Da geht es um Staatsbürgerschaften für sponsernde Russen, wie bei der "Part of the game"-Affäre von Uwe Scheuch, dessen Verfahren, das erstinstanzlich einen Schuldspruch brachte, derzeit zum zweiten Mal beim Oberlandesgericht Graz liegt.

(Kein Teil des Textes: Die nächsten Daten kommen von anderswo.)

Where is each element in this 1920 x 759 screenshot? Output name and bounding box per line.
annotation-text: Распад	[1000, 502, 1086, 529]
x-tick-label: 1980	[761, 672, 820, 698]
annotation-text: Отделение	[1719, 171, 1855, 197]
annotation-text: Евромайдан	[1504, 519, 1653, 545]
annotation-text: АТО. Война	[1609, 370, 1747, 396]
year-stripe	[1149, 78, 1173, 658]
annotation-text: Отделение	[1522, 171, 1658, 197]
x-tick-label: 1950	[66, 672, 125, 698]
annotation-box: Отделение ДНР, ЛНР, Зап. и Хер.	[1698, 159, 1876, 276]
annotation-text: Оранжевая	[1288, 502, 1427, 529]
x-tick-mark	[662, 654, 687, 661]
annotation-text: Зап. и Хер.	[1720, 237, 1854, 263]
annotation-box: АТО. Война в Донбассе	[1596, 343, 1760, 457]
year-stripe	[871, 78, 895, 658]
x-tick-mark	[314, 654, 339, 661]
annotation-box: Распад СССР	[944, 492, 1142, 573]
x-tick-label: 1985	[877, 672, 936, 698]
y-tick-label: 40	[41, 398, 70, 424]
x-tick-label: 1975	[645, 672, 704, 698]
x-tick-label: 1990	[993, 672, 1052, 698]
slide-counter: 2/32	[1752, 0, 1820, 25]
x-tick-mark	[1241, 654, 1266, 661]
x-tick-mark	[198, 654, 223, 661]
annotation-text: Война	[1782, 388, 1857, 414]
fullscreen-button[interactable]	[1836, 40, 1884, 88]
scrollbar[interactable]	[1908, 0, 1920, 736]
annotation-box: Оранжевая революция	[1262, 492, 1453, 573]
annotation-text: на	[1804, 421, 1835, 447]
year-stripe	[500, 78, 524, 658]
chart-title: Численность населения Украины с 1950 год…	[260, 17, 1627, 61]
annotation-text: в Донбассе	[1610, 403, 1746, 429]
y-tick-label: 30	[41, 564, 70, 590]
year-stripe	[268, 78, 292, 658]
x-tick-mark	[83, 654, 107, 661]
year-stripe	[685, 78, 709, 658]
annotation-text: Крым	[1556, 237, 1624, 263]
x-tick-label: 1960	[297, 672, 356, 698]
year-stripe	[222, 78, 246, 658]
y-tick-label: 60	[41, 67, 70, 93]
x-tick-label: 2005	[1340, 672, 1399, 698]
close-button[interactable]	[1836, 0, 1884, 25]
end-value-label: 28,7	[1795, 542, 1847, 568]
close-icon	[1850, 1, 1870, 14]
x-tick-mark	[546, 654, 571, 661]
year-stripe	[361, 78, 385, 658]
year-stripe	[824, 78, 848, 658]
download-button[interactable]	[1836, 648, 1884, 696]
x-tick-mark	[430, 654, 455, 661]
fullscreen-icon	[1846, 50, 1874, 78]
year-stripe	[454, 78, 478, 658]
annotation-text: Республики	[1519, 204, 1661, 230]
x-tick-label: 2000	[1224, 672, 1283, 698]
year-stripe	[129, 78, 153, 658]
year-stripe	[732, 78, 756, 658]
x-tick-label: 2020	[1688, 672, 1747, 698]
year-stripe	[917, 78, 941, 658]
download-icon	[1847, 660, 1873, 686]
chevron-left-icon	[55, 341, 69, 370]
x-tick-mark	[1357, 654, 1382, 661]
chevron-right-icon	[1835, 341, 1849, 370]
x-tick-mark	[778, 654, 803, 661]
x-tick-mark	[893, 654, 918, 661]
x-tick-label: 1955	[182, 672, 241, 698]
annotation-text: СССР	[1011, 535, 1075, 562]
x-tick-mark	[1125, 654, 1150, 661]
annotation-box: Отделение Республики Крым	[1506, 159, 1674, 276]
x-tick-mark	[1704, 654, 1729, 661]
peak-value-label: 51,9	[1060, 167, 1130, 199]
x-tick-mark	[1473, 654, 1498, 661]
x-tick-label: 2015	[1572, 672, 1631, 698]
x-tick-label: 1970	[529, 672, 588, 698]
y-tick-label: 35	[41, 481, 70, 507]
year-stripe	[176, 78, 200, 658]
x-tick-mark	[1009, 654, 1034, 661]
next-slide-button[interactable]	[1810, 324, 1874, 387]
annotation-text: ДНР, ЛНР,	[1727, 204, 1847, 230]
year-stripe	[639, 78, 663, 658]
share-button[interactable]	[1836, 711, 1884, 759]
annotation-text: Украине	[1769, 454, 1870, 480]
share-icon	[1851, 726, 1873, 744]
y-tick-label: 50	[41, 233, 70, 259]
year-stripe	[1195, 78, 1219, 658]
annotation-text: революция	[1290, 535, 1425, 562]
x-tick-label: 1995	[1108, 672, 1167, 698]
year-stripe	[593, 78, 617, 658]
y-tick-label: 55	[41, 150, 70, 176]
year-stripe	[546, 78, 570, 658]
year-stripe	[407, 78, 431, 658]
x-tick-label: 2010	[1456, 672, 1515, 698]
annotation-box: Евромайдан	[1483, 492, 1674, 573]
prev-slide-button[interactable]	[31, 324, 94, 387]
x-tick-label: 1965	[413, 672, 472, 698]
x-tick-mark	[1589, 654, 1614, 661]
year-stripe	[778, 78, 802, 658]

Um russisches Geld für Pässe geht es auch bei Haiders ehemaligem Protokollchef Franz Koloini, der für seinen damaligen Chef fast 200.000 Euro von der Bank abgehoben, ihm einen Teil in bar übergeben und den anderen Teil auf Sparbüchern mit Einlagen von jeweils 14.990 Euro deponiert haben soll. Das Geld war der "Rest" von Zahlungen, die zwei russische Investoren überwiesen, um an österreichische Pässe zu gelangen, so der Vorwurf. Geldwäsche nennt es die Staatsanwaltschaft, die Richterin mochte das nicht so sehen und fällte Freisprüche, die allerdings aufgehoben wurden. Damit geht der Prozess zurück an den Start, die beiden Russen, die 2007 tatsächlich Österreicher wurden, sind übrigens auch angeklagt, weil sie Haider bestochen haben sollen.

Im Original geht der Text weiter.